Nelle ultime trentasei ore aveva quasi finito la scelta scorta di superalcolici del proprio bar e dormito per non più di quattro ore. E questo aveva lasciato i suoi effetti, come il malditesta che minacciava di farle saltare il cervello, che non aveva aspettato il mattino successivo per presentarsi, e la stanchezza che si sentiva addosso, come se avesse quaranta di febbre.
Gli occhi le bruciavano non solo dalla stanchezza ma anche dalle lacrime che non aveva pianto. Si strinse un po’ di più nella camicia a quadri, il suo ricordo di Thomas, e rabbrividì osservando, senza vederlo, il bicchiere vuoto sul tavolino. La facciata di impassibilità e perfezione era crollata come un castello di carte appena Faith aveva lasciato quel salone, come se la bruna si fosse portata via con sé la sua forza residua, quei nervi incrollabili (creduti da tutti incrollabili) che la sostenevano, lasciando Miss Parker sola come non si era sentita da più di un anno.
Il telefono squillò e le venne voglia di ridere. Era cominciato tutto così meno di ventiquattro ore prima. Poi aveva saputo che sua madre non era morta per mano di Raines, quel colpo sparato a bruciapelo, e aveva ritrovato dentro di sé la forza di sperare che fosse ancora viva. Per poi scoprire da una perfetta sconosciuta che lei era morta per mano di un vampiro, di un vampiro, soltanto tre anni prima a Boston, per più di venti anni creduta morta e onorata e pianta come tale dalla figlia quando non era così.
Sollevò il ricevitore ed indossò di nuovo la maschera di invulnerabilità, quella corazza che la sosteneva e si preparò ad una discussione con chiunque fosse all’altro capo, Jarod, il padre, od anche Sidney. Ora che ci pensava, aveva quasi voglia di parlare con lo psicologo, magari le avrebbe fatto bene, e del resto, per certi versi, Sidney era un padre per lei. Poi scosse la testa e cercò di snebbiarsi un po’ il cervello, ottenendo solo un aumentare delle pulsazione che sembravano volerle spaccare il cranio.
-Parla Miss Parker, chi è?
-Salve piccola Parker.
Le rispose una voce profonda e calda in ucraino che lei non mancò di riconoscere. L’aveva sentita per la prima volta il giorno prima che il padre la facesse entrare a lavorare nel Centro, le aveva detto di essere una vecchia amica della madre. Miss Parker non le aveva creduto e le aveva quasi sbattuto in faccia il telefono quando la voce le aveva cominciato a raccontare cose che solo Catherine poteva sapere.
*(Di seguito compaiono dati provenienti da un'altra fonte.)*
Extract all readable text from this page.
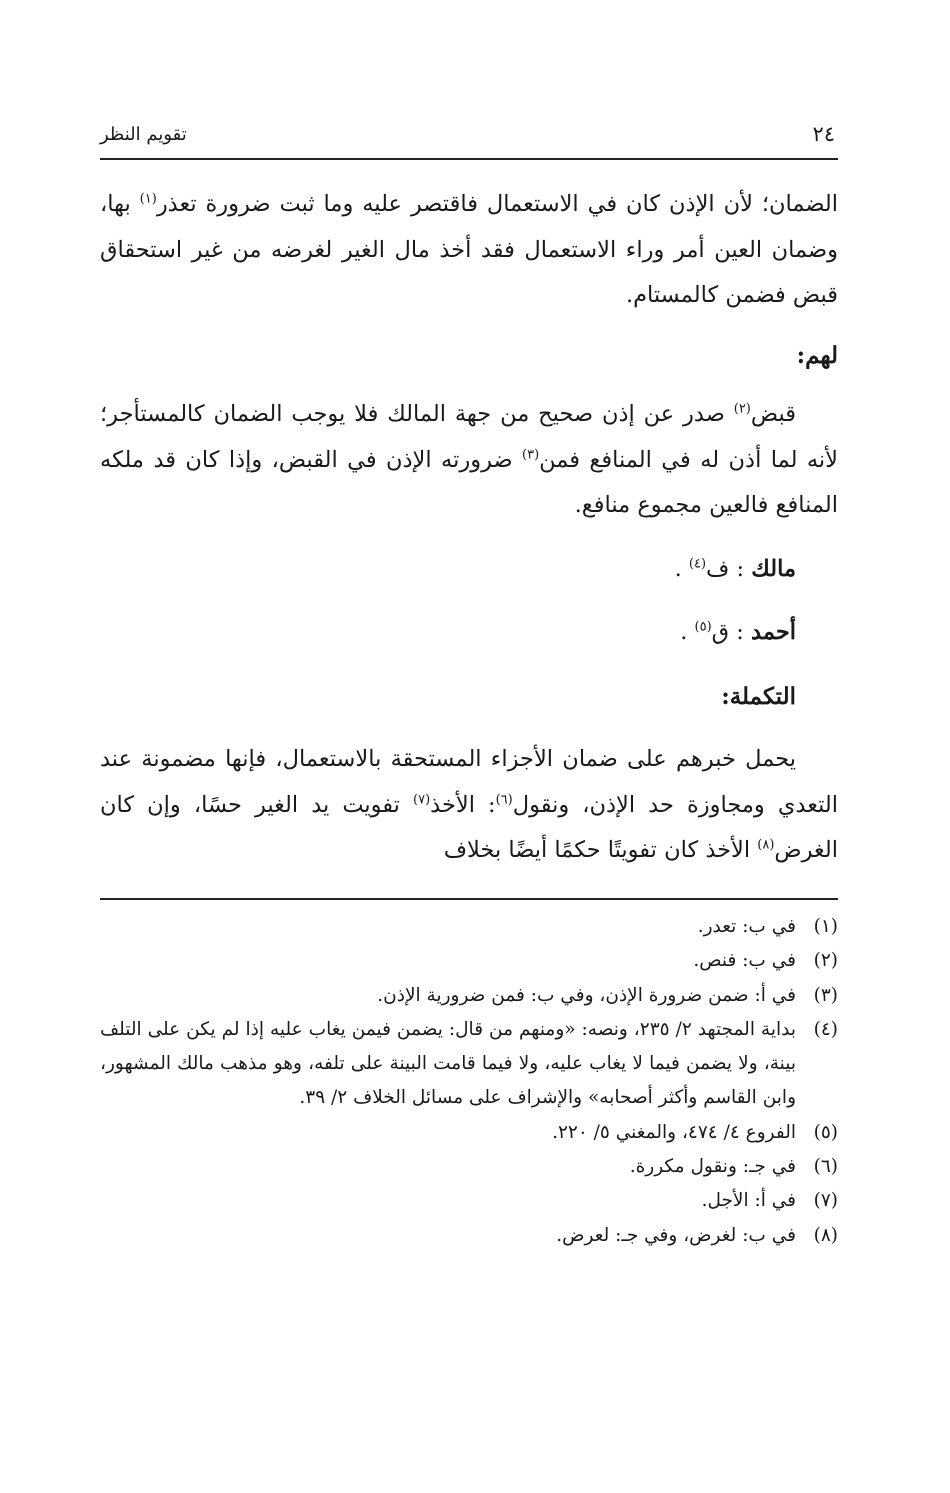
٢٤
تقويم النظر

الضمان؛ لأن الإذن كان في الاستعمال فاقتصر عليه وما ثبت ضرورة تعذر$^{(١)}$ بها، وضمان العين أمر وراء الاستعمال فقد أخذ مال الغير لغرضه من غير استحقاق قبض فضمن كالمستام.

لهم:

قبض$^{(٢)}$ صدر عن إذن صحيح من جهة المالك فلا يوجب الضمان كالمستأجر؛ لأنه لما أذن له في المنافع فمن$^{(٣)}$ ضرورته الإذن في القبض، وإذا كان قد ملكه المنافع فالعين مجموع منافع.

مالك : ف$^{(٤)}$ .

أحمد : ق$^{(٥)}$ .

التكملة:

يحمل خبرهم على ضمان الأجزاء المستحقة بالاستعمال، فإنها مضمونة عند التعدي ومجاوزة حد الإذن، ونقول$^{(٦)}$: الأخذ$^{(٧)}$ تفويت يد الغير حسًا، وإن كان الغرض$^{(٨)}$ الأخذ كان تفويتًا حكمًا أيضًا بخلاف

(١)
في ب: تعدر.
(٢)
في ب: فنص.
(٣)
في أ: ضمن ضرورة الإذن، وفي ب: فمن ضرورية الإذن.
(٤)
بداية المجتهد ٢/ ٢٣٥، ونصه: «ومنهم من قال: يضمن فيمن يغاب عليه إذا لم يكن على التلف بينة، ولا يضمن فيما لا يغاب عليه، ولا فيما قامت البينة على تلفه، وهو مذهب مالك المشهور، وابن القاسم وأكثر أصحابه» والإشراف على مسائل الخلاف ٢/ ٣٩.
(٥)
الفروع ٤/ ٤٧٤، والمغني ٥/ ٢٢٠.
(٦)
في جـ: ونقول مكررة.
(٧)
في أ: الأجل.
(٨)
في ب: لغرض، وفي جـ: لعرض.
In quel momento aveva saputo che si poteva fidare di lei, chiunque fosse in realtà. Durante quella prima telefonata l’aveva messa in guardia contro i pericoli del Centro, senza consigliarle di non entrarci, sapeva che Miss Parker si sentiva obbligata a quel passo.
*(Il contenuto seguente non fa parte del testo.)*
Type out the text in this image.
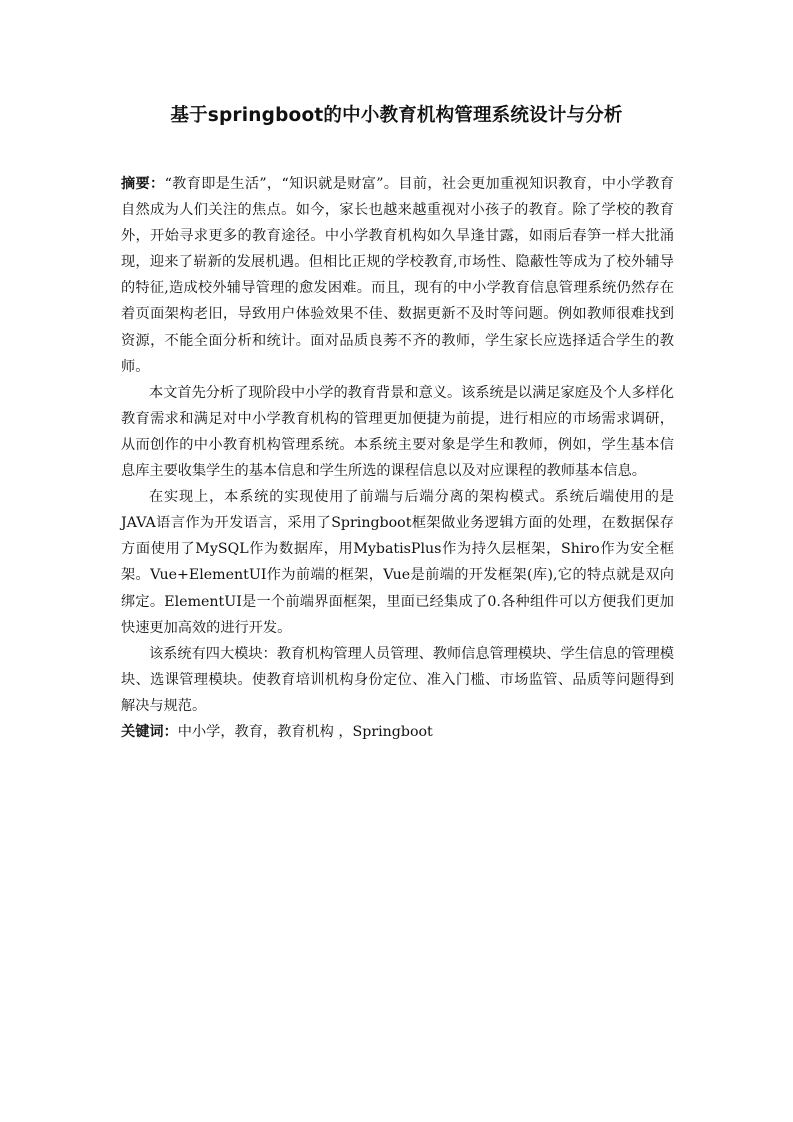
基于springboot的中小教育机构管理系统设计与分析

摘要：“教育即是生活”，“知识就是财富”。目前，社会更加重视知识教育，中小学教育自然成为人们关注的焦点。如今，家长也越来越重视对小孩子的教育。除了学校的教育外，开始寻求更多的教育途径。中小学教育机构如久旱逢甘露，如雨后春笋一样大批涌现，迎来了崭新的发展机遇。但相比正规的学校教育,市场性、隐蔽性等成为了校外辅导的特征,造成校外辅导管理的愈发困难。而且，现有的中小学教育信息管理系统仍然存在着页面架构老旧，导致用户体验效果不佳、数据更新不及时等问题。例如教师很难找到资源，不能全面分析和统计。面对品质良莠不齐的教师，学生家长应选择适合学生的教师。

本文首先分析了现阶段中小学的教育背景和意义。该系统是以满足家庭及个人多样化教育需求和满足对中小学教育机构的管理更加便捷为前提，进行相应的市场需求调研，从而创作的中小教育机构管理系统。本系统主要对象是学生和教师，例如，学生基本信息库主要收集学生的基本信息和学生所选的课程信息以及对应课程的教师基本信息。

在实现上，本系统的实现使用了前端与后端分离的架构模式。系统后端使用的是JAVA语言作为开发语言，采用了Springboot框架做业务逻辑方面的处理，在数据保存方面使用了MySQL作为数据库，用MybatisPlus作为持久层框架，Shiro作为安全框架。Vue+ElementUI作为前端的框架，Vue是前端的开发框架(库),它的特点就是双向绑定。ElementUI是一个前端界面框架，里面已经集成了0.各种组件可以方便我们更加快速更加高效的进行开发。

该系统有四大模块：教育机构管理人员管理、教师信息管理模块、学生信息的管理模块、选课管理模块。使教育培训机构身份定位、准入门槛、市场监管、品质等问题得到解决与规范。

关键词：中小学，教育，教育机构 ，Springboot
Quei consigli avevano salvato più di una volta la giovane ventiseienne, che per la prima volta, dopo tanti anni, tornava a camminare lungo quei corridoi bui. Questa voce incorporea l’aveva accompagnata per gli ultimi dieci anni, si fidava completamente di lei, non le aveva mai mentito. Con il passare del tempo, assistendo a sempre più tradimenti e curiosi incidenti, Parker l’aveva messa alla prova più di una volta, ma la voce si era sempre rivelata sincera.
Così, quella voce che parlava l’ucraino come se fosse la sua lingua madre, era diventato il segreto meglio custodito da Parker, il consigliere che conosceva le risposte, l’unico che gliele dava. A volte si era fermata a pensare a come apparisse quella donna dal dolce accento, ma non aveva mai desiderato incontrarla. Oltre che per ovvi motivi di sicurezza, amava immaginarsi come meglio credeva la sua “fonte”, e così non aveva mai tentato di contattarla. Era sempre l’amica di Catherine a chiamarla quando aveva bisogno.
-E’ un piacere sentirti di nuovo.
Si sentiva rasserenata al solo parlare con lei. Si lasciò cullare da questa sensazione.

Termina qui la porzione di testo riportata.